The importance of contextual metadata... (Part 1)

As the amount of information in the world increases so does the need to be able to better search for information. The two main tools that we have at our aid to improve this are statistical metrics and metadata (ignoring for things such as anchor weighting since I'm assuming a non-web enviornment and constant boosting from certain authors due to the fact I'm assuming that all information is important).

When I say statistical metrics I'm referring to things such as a search for "soy or linseed", now statitically one word will occur more often than the other, so it should probably rated more highly and a document containing both soy and linseed is more important than one containing just one of the search terms. etc...

The next aid to finding interesting results is metadata. Now pre-existing metadata for a document is nice to have but is often incorrect or inaccurate, so we have to judgements on how much weight we give to pre-existing metadata must be made usually on a case by case basis (referring to an inspection of the data to be searched over).

Next we have created metadata. This data helps to define things about the document it's self.
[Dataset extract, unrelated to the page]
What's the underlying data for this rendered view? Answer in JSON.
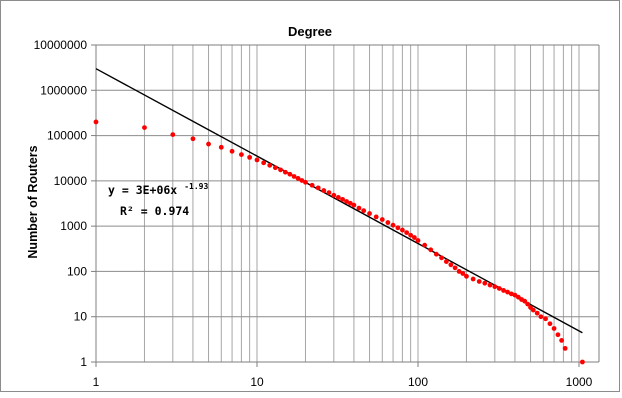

For example people or places can be extracted. This allows us to drilldown on pre-existing values in searches. Other contextual information can be gathered from the text of the document, such as identifing a title of a document or a heading and making it more important.
A search for bush a gives us? A plant, a president, and a pro footballer. By recognising people we can limit those documents to a president and a pro footballer, by searching for bush inside the people metadata.